HOLBEIN, ARTISTE INTELLECTUEL

 

L’ingéniosité d’une invention picturale parfaitement maîtrisée explique la force de l’œuvre de Holbein. La composition détermine une tension entre diverses réalités picturales, diverses dimensions temporelles, mais aussi différents médiums, tels que l’image et le texte. Le dispositif pictural devient un processus dynamique.
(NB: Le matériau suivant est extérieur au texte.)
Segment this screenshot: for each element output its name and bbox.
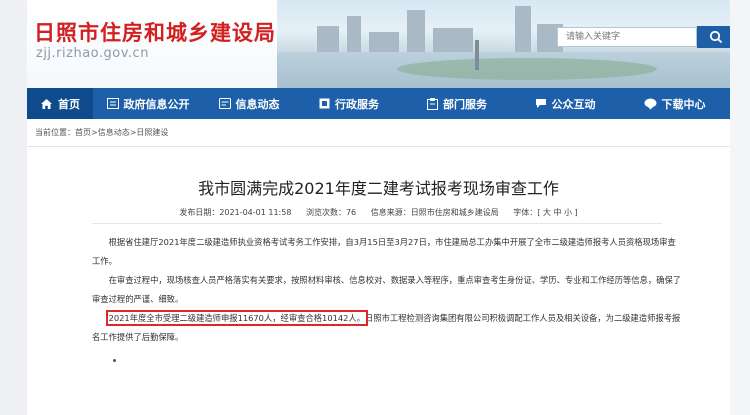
nav-item-admin-service[interactable]: 行政服务 [295,88,403,119]
article-paragraph: 根据省住建厅2021年度二级建造师执业资格考试考务工作安排，自3月15日至3月2… [92,237,676,266]
nav-item-public-interaction[interactable]: 公众互动 [511,88,619,119]
nav-item-news[interactable]: 信息动态 [203,88,295,119]
meta-divider [92,223,662,224]
search-input[interactable]: 请输入关键字 [557,27,697,47]
page-margin [730,0,750,415]
breadcrumb[interactable]: 当前位置：首页>信息动态>日照建设 [27,119,730,147]
article-container: 我市圆满完成2021年度二建考试报考现场审查工作 发布日期：2021-04-01… [27,147,730,415]
nav-item-label: 政府信息公开 [123,97,190,111]
site-domain: zjj.rizhao.gov.cn [36,46,149,61]
nav-item-dept-service[interactable]: 部门服务 [403,88,511,119]
nav-item-home[interactable]: 首页 [27,88,93,119]
download-icon [644,98,657,110]
clipboard-icon [427,97,438,110]
home-icon [40,98,53,110]
search-icon [709,30,723,44]
publish-date: 发布日期：2021-04-01 11:58 [179,208,292,217]
site-title[interactable]: 日照市住房和城乡建设局 [34,17,276,47]
view-count: 浏览次数：76 [305,208,357,217]
highlighted-statistic: 2021年度全市受理二级建造师申报11670人，经审查合格10142人。 [105,310,369,326]
article-paragraph: 2021年度全市受理二级建造师申报11670人，经审查合格10142人。日照市工… [92,309,682,347]
article-paragraph: 在审查过程中，现场核查人员严格落实有关要求，按照材料审核、信息校对、数据录入等程… [92,275,682,304]
nav-item-label: 信息动态 [235,97,280,111]
newspaper-icon [218,98,231,109]
nav-item-gov-info[interactable]: 政府信息公开 [93,88,203,119]
bullet-dot [113,359,116,362]
article-title: 我市圆满完成2021年度二建考试报考现场审查工作 [198,179,559,198]
nav-item-label: 部门服务 [443,97,487,111]
main-nav: 首页 政府信息公开 信息动态 行政服务 部门服务 公众互动 下载中心 [27,88,730,119]
browser-page: 日照市住房和城乡建设局 zjj.rizhao.gov.cn 请输入关键字 首页 … [0,0,750,415]
banner-building [369,32,399,54]
font-size-switcher[interactable]: 字体：[ 大 中 小 ] [513,208,577,217]
site-header: 日照市住房和城乡建设局 zjj.rizhao.gov.cn 请输入关键字 [27,0,730,88]
info-source: 信息来源：日照市住房和城乡建设局 [370,208,499,217]
chat-icon [535,98,547,109]
banner-shore [397,58,657,80]
banner-building [433,28,473,54]
flag-icon [319,98,330,109]
list-icon [106,98,119,109]
nav-item-label: 公众互动 [551,97,596,111]
nav-item-label: 行政服务 [335,97,379,111]
nav-item-label: 首页 [58,97,80,111]
banner-building [515,6,531,54]
banner-building [347,16,361,54]
nav-item-label: 下载中心 [661,97,706,111]
article-meta: 发布日期：2021-04-01 11:58 浏览次数：76 信息来源：日照市住房… [27,207,730,218]
banner-tower [475,40,479,70]
nav-item-download[interactable]: 下载中心 [619,88,730,119]
banner-building [317,26,339,54]
banner-building [407,10,425,54]
search-button[interactable] [697,26,730,48]
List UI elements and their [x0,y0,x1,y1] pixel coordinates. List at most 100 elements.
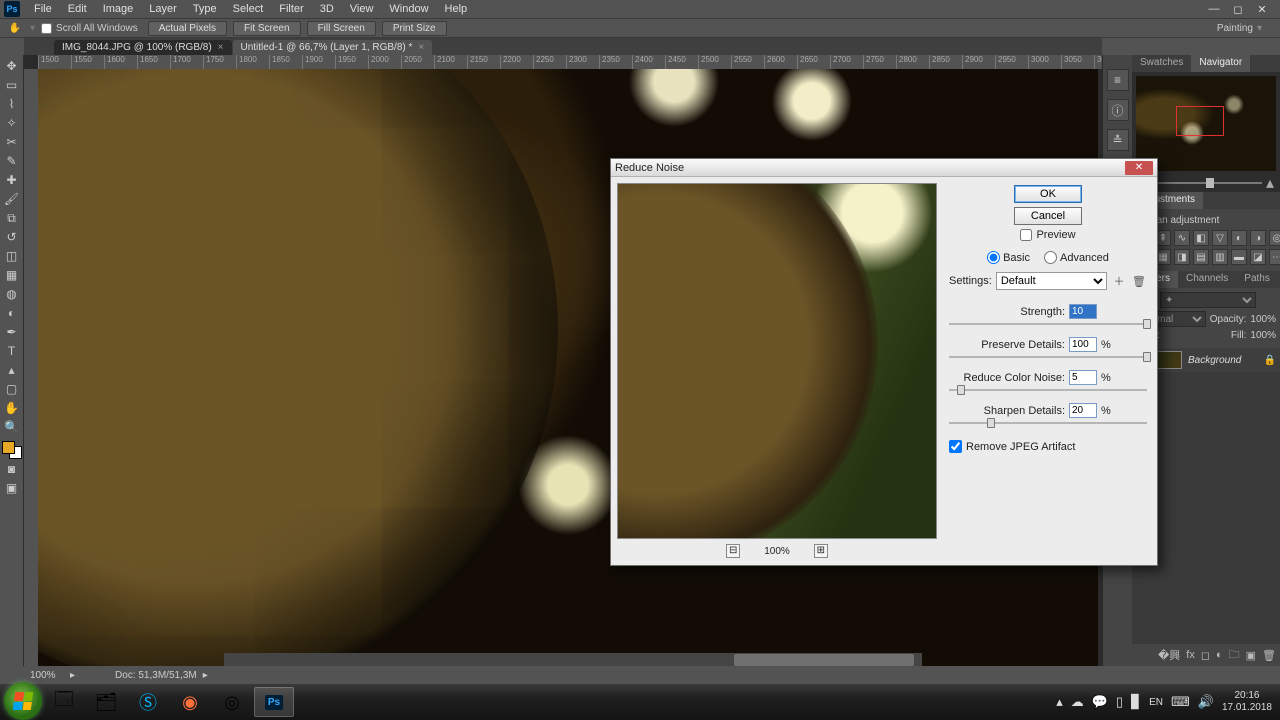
hand-tool-icon[interactable]: ✋ [6,19,24,37]
layer-mask-icon[interactable]: ◻ [1201,649,1210,662]
taskbar-skype-icon[interactable]: Ⓢ [128,687,168,717]
properties-panel-icon[interactable]: ≛ [1107,129,1129,151]
maximize-button[interactable]: ◻ [1228,3,1248,16]
dialog-preview-image[interactable] [617,183,937,539]
menu-view[interactable]: View [342,1,382,17]
zoom-in-button[interactable]: ⊞ [814,544,828,558]
layer-name[interactable]: Background [1188,355,1264,366]
menu-layer[interactable]: Layer [141,1,185,17]
close-button[interactable]: ✕ [1252,3,1272,16]
strength-slider[interactable] [949,321,1147,327]
tab-close-icon[interactable]: × [218,42,224,53]
menu-image[interactable]: Image [95,1,142,17]
tray-chevron-icon[interactable]: ▴ [1056,694,1063,710]
adj-curves-icon[interactable]: ∿ [1174,230,1190,246]
link-layers-icon[interactable]: �興 [1158,647,1180,663]
fill-value[interactable]: 100% [1250,330,1276,341]
taskbar-taskview-icon[interactable]: 🗔 [44,687,84,717]
status-zoom[interactable]: 100% [30,670,70,681]
ok-button[interactable]: OK [1014,185,1082,203]
eraser-tool[interactable]: ◫ [1,247,23,265]
tray-volume-icon[interactable]: 🔊 [1198,694,1214,710]
adj-vibrance-icon[interactable]: ▽ [1212,230,1228,246]
tray-onedrive-icon[interactable]: ☁ [1071,694,1084,710]
menu-type[interactable]: Type [185,1,225,17]
screen-mode-toggle[interactable]: ▣ [1,479,23,497]
history-brush-tool[interactable]: ↺ [1,228,23,246]
dialog-close-button[interactable]: ✕ [1125,161,1153,175]
tray-battery-icon[interactable]: ▯ [1116,694,1123,710]
type-tool[interactable]: T [1,342,23,360]
brush-tool[interactable]: 🖌 [1,190,23,208]
option-actual-pixels[interactable]: Actual Pixels [148,21,227,36]
info-panel-icon[interactable]: ⓘ [1107,99,1129,121]
taskbar-explorer-icon[interactable]: 🗂 [86,687,126,717]
healing-brush-tool[interactable]: ✚ [1,171,23,189]
dodge-tool[interactable]: ◐ [1,304,23,322]
menu-file[interactable]: File [26,1,60,17]
horizontal-scrollbar[interactable] [224,653,922,666]
start-button[interactable] [4,682,42,720]
adj-more-icon[interactable]: ⋯ [1269,249,1280,265]
zoom-out-button[interactable]: ⊟ [726,544,740,558]
adj-photo-filter-icon[interactable]: ◎ [1269,230,1280,246]
preserve-slider[interactable] [949,354,1147,360]
status-popup-icon[interactable]: ▸ [70,670,75,681]
quick-mask-toggle[interactable]: ◙ [1,460,23,478]
delete-layer-icon[interactable]: 🗑 [1262,649,1276,662]
blur-tool[interactable]: ◍ [1,285,23,303]
remove-jpeg-artifact-checkbox[interactable]: Remove JPEG Artifact [949,440,1147,453]
adj-gradient-map-icon[interactable]: ▬ [1231,249,1247,265]
hand-tool[interactable]: ✋ [1,399,23,417]
tab-channels[interactable]: Channels [1178,271,1236,288]
cancel-button[interactable]: Cancel [1014,207,1082,225]
menu-window[interactable]: Window [381,1,436,17]
crop-tool[interactable]: ✂ [1,133,23,151]
scroll-all-windows-checkbox[interactable]: Scroll All Windows [41,23,138,34]
opacity-value[interactable]: 100% [1250,314,1276,325]
horizontal-scrollbar-thumb[interactable] [734,654,914,666]
menu-edit[interactable]: Edit [60,1,95,17]
document-tab[interactable]: IMG_8044.JPG @ 100% (RGB/8)× [54,40,232,55]
option-print-size[interactable]: Print Size [382,21,447,36]
tray-input-icon[interactable]: ⌨ [1171,694,1190,710]
path-selection-tool[interactable]: ▴ [1,361,23,379]
adj-bw-icon[interactable]: ◑ [1250,230,1266,246]
magic-wand-tool[interactable]: ✧ [1,114,23,132]
workspace-switcher[interactable]: Painting [1217,23,1253,34]
tray-clock[interactable]: 20:16 17.01.2018 [1222,690,1272,714]
option-fit-screen[interactable]: Fit Screen [233,21,301,36]
adj-exposure-icon[interactable]: ◧ [1193,230,1209,246]
navigator-thumbnail[interactable] [1136,76,1276,171]
tray-action-center-icon[interactable]: 💬 [1092,694,1108,710]
strength-input[interactable] [1069,304,1097,319]
layer-thumbnail[interactable] [1156,351,1182,369]
minimize-button[interactable]: — [1204,3,1224,16]
tray-network-icon[interactable]: ▊ [1131,694,1141,710]
new-layer-icon[interactable]: ▣ [1246,649,1256,662]
advanced-radio[interactable]: Advanced [1044,251,1109,264]
zoom-tool[interactable]: 🔍 [1,418,23,436]
menu-filter[interactable]: Filter [271,1,311,17]
shape-tool[interactable]: ▢ [1,380,23,398]
sharpen-input[interactable] [1069,403,1097,418]
settings-select[interactable]: Default [996,272,1107,290]
adj-threshold-icon[interactable]: ▥ [1212,249,1228,265]
navigator-zoom-slider[interactable]: ▴ ▴ [1138,176,1274,190]
dialog-titlebar[interactable]: Reduce Noise ✕ [611,159,1157,177]
layer-style-icon[interactable]: fx [1186,649,1195,661]
marquee-tool[interactable]: ▭ [1,76,23,94]
basic-radio[interactable]: Basic [987,251,1030,264]
eyedropper-tool[interactable]: ✎ [1,152,23,170]
taskbar-photoshop-icon[interactable]: Ps [254,687,294,717]
move-tool[interactable]: ✥ [1,57,23,75]
lasso-tool[interactable]: ⌇ [1,95,23,113]
tab-navigator[interactable]: Navigator [1191,55,1250,72]
sharpen-slider[interactable] [949,420,1147,426]
menu-3d[interactable]: 3D [312,1,342,17]
new-group-icon[interactable]: 🗀 [1229,646,1240,665]
adj-hue-icon[interactable]: ◐ [1231,230,1247,246]
menu-select[interactable]: Select [225,1,272,17]
adj-selective-color-icon[interactable]: ◪ [1250,249,1266,265]
tray-language[interactable]: EN [1149,697,1163,708]
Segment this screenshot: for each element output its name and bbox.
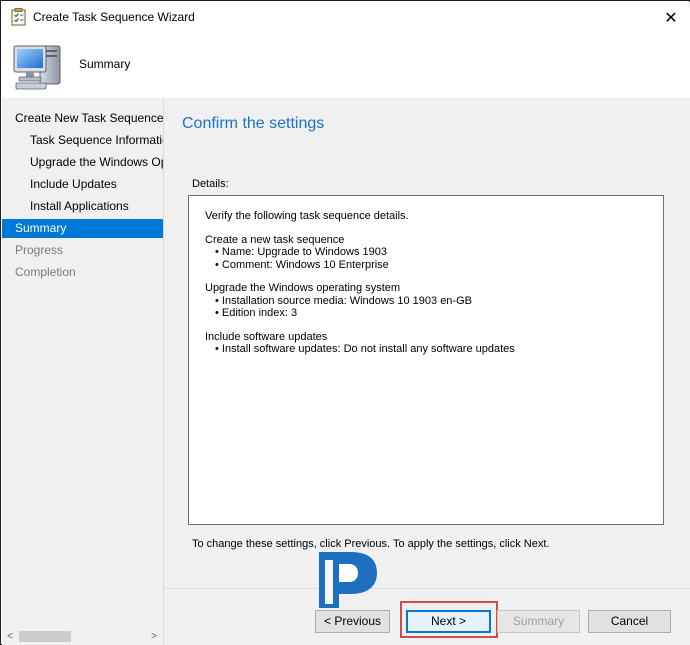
nav-item-create-new-task-sequence[interactable]: Create New Task Sequence	[2, 109, 163, 128]
nav-item-task-sequence-information[interactable]: Task Sequence Information	[2, 131, 163, 150]
detail-bullet: • Installation source media: Windows 10 …	[215, 294, 472, 307]
section-heading: Include software updates	[205, 330, 328, 343]
nav-item-include-updates[interactable]: Include Updates	[2, 175, 163, 194]
close-icon: ✕	[664, 9, 678, 27]
window-title: Create Task Sequence Wizard	[33, 10, 195, 24]
close-button[interactable]: ✕	[652, 3, 690, 32]
section-heading: Create a new task sequence	[205, 233, 345, 246]
header-title: Summary	[79, 57, 131, 71]
detail-bullet: • Comment: Windows 10 Enterprise	[215, 258, 389, 271]
title-bar: Create Task Sequence Wizard ✕	[2, 2, 690, 32]
scroll-left-icon[interactable]: <	[2, 628, 18, 645]
detail-bullet: • Install software updates: Do not insta…	[215, 343, 515, 355]
detail-bullet: • Edition index: 3	[215, 307, 298, 319]
section-heading: Upgrade the Windows operating system	[205, 282, 401, 294]
wizard-navigation: Create New Task Sequence Task Sequence I…	[2, 98, 163, 645]
scroll-right-icon[interactable]: >	[146, 628, 162, 645]
details-intro: Verify the following task sequence detai…	[205, 210, 409, 222]
button-bar: < Previous Next > Summary Cancel	[164, 588, 690, 645]
previous-button[interactable]: < Previous	[315, 610, 390, 633]
nav-item-summary[interactable]: Summary	[2, 219, 163, 238]
detail-bullet: • Name: Upgrade to Windows 1903	[215, 246, 387, 258]
nav-item-completion: Completion	[15, 265, 76, 279]
nav-item-progress: Progress	[15, 243, 64, 257]
page-title: Confirm the settings	[182, 115, 325, 132]
wizard-app-icon	[11, 8, 26, 26]
details-textbox[interactable]: Verify the following task sequence detai…	[188, 195, 664, 525]
nav-horizontal-scrollbar[interactable]: < >	[2, 628, 162, 645]
cancel-button[interactable]: Cancel	[588, 610, 671, 633]
wizard-header: Summary	[2, 32, 690, 98]
content-pane: Confirm the settings Details: Verify the…	[164, 98, 690, 588]
scrollbar-thumb[interactable]	[19, 631, 71, 642]
nav-item-install-applications[interactable]: Install Applications	[2, 197, 163, 216]
computer-icon	[13, 45, 61, 90]
summary-button: Summary	[497, 610, 580, 633]
details-label: Details:	[192, 178, 229, 190]
next-button[interactable]: Next >	[406, 610, 491, 633]
watermark-logo	[319, 552, 377, 608]
wizard-window: Create Task Sequence Wizard ✕ Summary Cr…	[0, 0, 690, 645]
nav-item-upgrade-windows[interactable]: Upgrade the Windows Operating System	[2, 153, 163, 172]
Depuis Alberti, la réalité trompeuse de la peinture fait de chaque tableau « une négation du mur ». Holbein, au contraire, révèle la surface picturale en tant que fiction. Selon une anecdote célèbre, Holbein peignit une mouche, en trompe-l’œil, sur l’un de ses tableaux, mouche que l’on chercha vainement à chasser. Ceci illustre la faculté du peintre à se jouer des deux plans : celui de la surface du tableau comme toile peinte et celui de la représentation de l’illusion.

 

 

Signer avec la mort

 

Jan van Eyck cautionnait l’authenticité de ses œuvres en s’y représentant en personne. Holbein, en revanche, signe avec la mort. L’idée de l’artiste avançant masqué dans son propre univers pictural s’inscrit dans une tradition déjà ancienne, depuis le David de Donatello exécuté vers 1430, au David (vers 1504) et à Judith (vers 1509-10) de Giorgione, en passant par le David du Caravage.

Dans ces œuvres, les artistes se mettent en scène morts pour mieux souligner la pérennité de leur création (« monumentum aere perennius » d’Horace). La formule d’Hippocrate : « Ars longa vita brevis » loue également l’immortalité de l’art - en opposition à la brièveté de l’existence. L’artiste arrache les vivants à la mort, et la mort à l’oubli. Dans cette perspective, le caractère mortel de l’artiste est opposé à l’éternité de l’œuvre. Aussi, lorsque Raphaël meurt, un Vendredi Saint, à l’âge de trente-sept ans, son corps est-il déposé dans son atelier. Au-dessus de son lit de mort se trouve la Transfiguration peinte par Raphaël pour le cardinal Jules de Medicis. Vasari a décrit cet instant en ces termes : « la vision de l’artiste mort et de son œuvre vivante emplissait tous les témoins d’une grande douleur ».

Lorsque Piero di Cosimo se représente sous la forme de Prométhée - dérobant le feu aux dieux - il s’assimile à celui qui, par orgueil, voulut ressembler à Zeus et fut condamné au supplice. Dans le spectaculaire Jugement dernier de la chapelle Sixtine de Michel Ange, l’artiste s’immortalise dans la peau écorchée de saint Barthélemy, tenant son épiderme à la main.